Even people who believe in objective truth usually have some understanding that what they see as objective truth is not universally held to be true. A response to a competing “truth” is usually an escalation into a war of words, if not more, since there can be no compromise on “truth.”
Thus people use this idea of a “personal” truth to keep things at a civil level of discourse. Even though we don’t actually acknowledge there is any truth to someone else’s truth, we do acknowledge (when we speak this way) that someone else has another way of seeing things that they think of as “truth.”
In this way, we try to keep things civil and allow competing and contradictory truths to stand side by side. It is a way of expressing respect for the humanity of someone else, even if you think they are totally wrong.

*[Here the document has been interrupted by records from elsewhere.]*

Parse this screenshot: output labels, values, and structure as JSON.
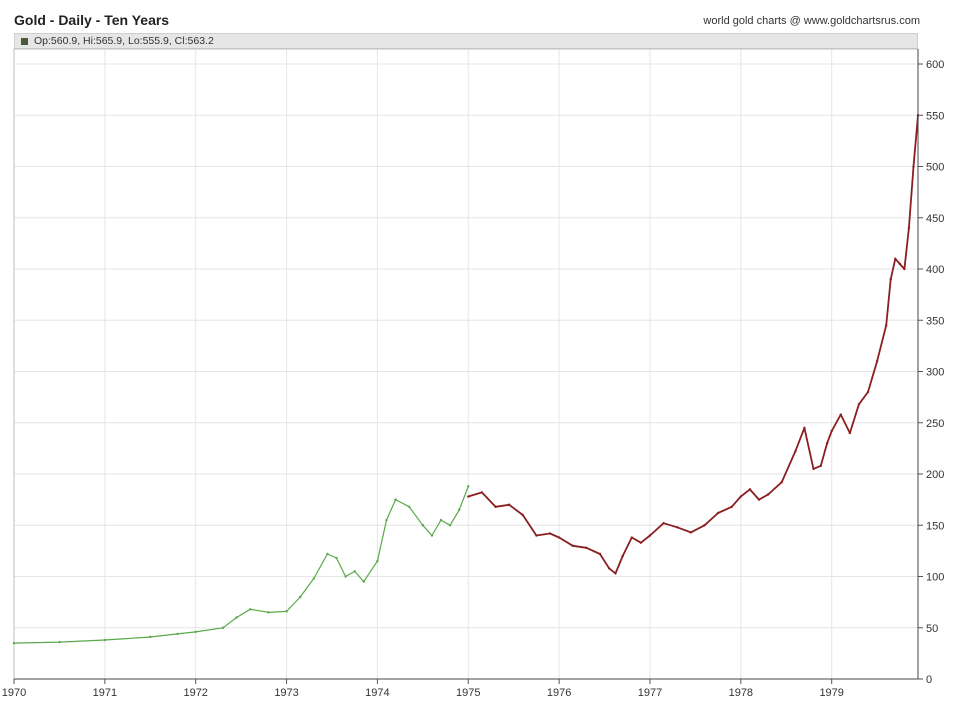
{
  "header": {
    "title": "Gold - Daily - Ten Years",
    "source": "world gold charts @ www.goldchartsrus.com",
    "ohlc": "Op:560.9, Hi:565.9, Lo:555.9, Cl:563.2"
  },
  "colors": {
    "green_series": "#5aa84a",
    "red_series": "#8b1f1f",
    "grid": "#e6e6e6",
    "axis": "#333333"
  },
  "chart_data": {
    "type": "line",
    "title": "Gold - Daily - Ten Years",
    "xlabel": "",
    "ylabel": "",
    "xlim": [
      1970,
      1979.95
    ],
    "ylim": [
      0,
      630
    ],
    "x_ticks": [
      "1970",
      "1971",
      "1972",
      "1973",
      "1974",
      "1975",
      "1976",
      "1977",
      "1978",
      "1979"
    ],
    "y_ticks": [
      "0",
      "50",
      "100",
      "150",
      "200",
      "250",
      "300",
      "350",
      "400",
      "450",
      "500",
      "550",
      "600"
    ],
    "grid": true,
    "y_axis_side": "right",
    "series": [
      {
        "color": "green",
        "x": [
          1970.0,
          1970.5,
          1971.0,
          1971.5,
          1971.8,
          1972.0,
          1972.3,
          1972.45,
          1972.6,
          1972.8,
          1973.0,
          1973.15,
          1973.3,
          1973.45,
          1973.55,
          1973.65,
          1973.75,
          1973.85,
          1974.0,
          1974.1,
          1974.2,
          1974.35,
          1974.5,
          1974.6,
          1974.7,
          1974.8,
          1974.9,
          1975.0
        ],
        "y": [
          35,
          36,
          38,
          41,
          44,
          46,
          50,
          60,
          68,
          65,
          66,
          80,
          98,
          122,
          118,
          100,
          105,
          95,
          115,
          155,
          175,
          168,
          150,
          140,
          155,
          150,
          165,
          188
        ]
      },
      {
        "color": "red",
        "x": [
          1975.0,
          1975.15,
          1975.3,
          1975.45,
          1975.6,
          1975.75,
          1975.9,
          1976.0,
          1976.15,
          1976.3,
          1976.45,
          1976.55,
          1976.62,
          1976.7,
          1976.8,
          1976.9,
          1977.0,
          1977.15,
          1977.3,
          1977.45,
          1977.6,
          1977.75,
          1977.9,
          1978.0,
          1978.1,
          1978.2,
          1978.3,
          1978.45,
          1978.6,
          1978.7,
          1978.8,
          1978.88,
          1978.95,
          1979.0,
          1979.1,
          1979.2,
          1979.3,
          1979.4,
          1979.5,
          1979.6,
          1979.65,
          1979.7,
          1979.75,
          1979.8,
          1979.85,
          1979.9,
          1979.95
        ],
        "y": [
          178,
          182,
          168,
          170,
          160,
          140,
          142,
          138,
          130,
          128,
          122,
          108,
          103,
          120,
          138,
          133,
          140,
          152,
          148,
          143,
          150,
          162,
          168,
          178,
          185,
          175,
          180,
          192,
          222,
          245,
          205,
          208,
          230,
          242,
          258,
          240,
          268,
          280,
          310,
          345,
          390,
          410,
          405,
          400,
          440,
          500,
          550
        ]
      }
    ]
  }
}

So in acknowledging another person’s truth, you are not actually acknowledging that truth is true. It is a social fiction that allows us to keep from beating the crap out of each other. We can continue to say that we hold this truth without having to say that the other person’s truth is stupid, ignorant and unbelievably dumb. “Well, that’s your truth.”
Of course, if you are a relativist, then you reject the notion of truth as an objective thing. It is something that is the best interpretation you have of the best evidence you have on hand. You understand that there are other interpretations of the evidence, and that other people have access to different sets of evidence. Therefore it is natural that there may be discrepancies in the way people see the world.
Whether objectivist or subjectivist, this idea of different truths is often used, in my opinion, as a way of smoothing troubled waters and allowing discussion to continue at a slightly less heated level. It is a rhetorical technique, more than some kind of principled philosophical outlook.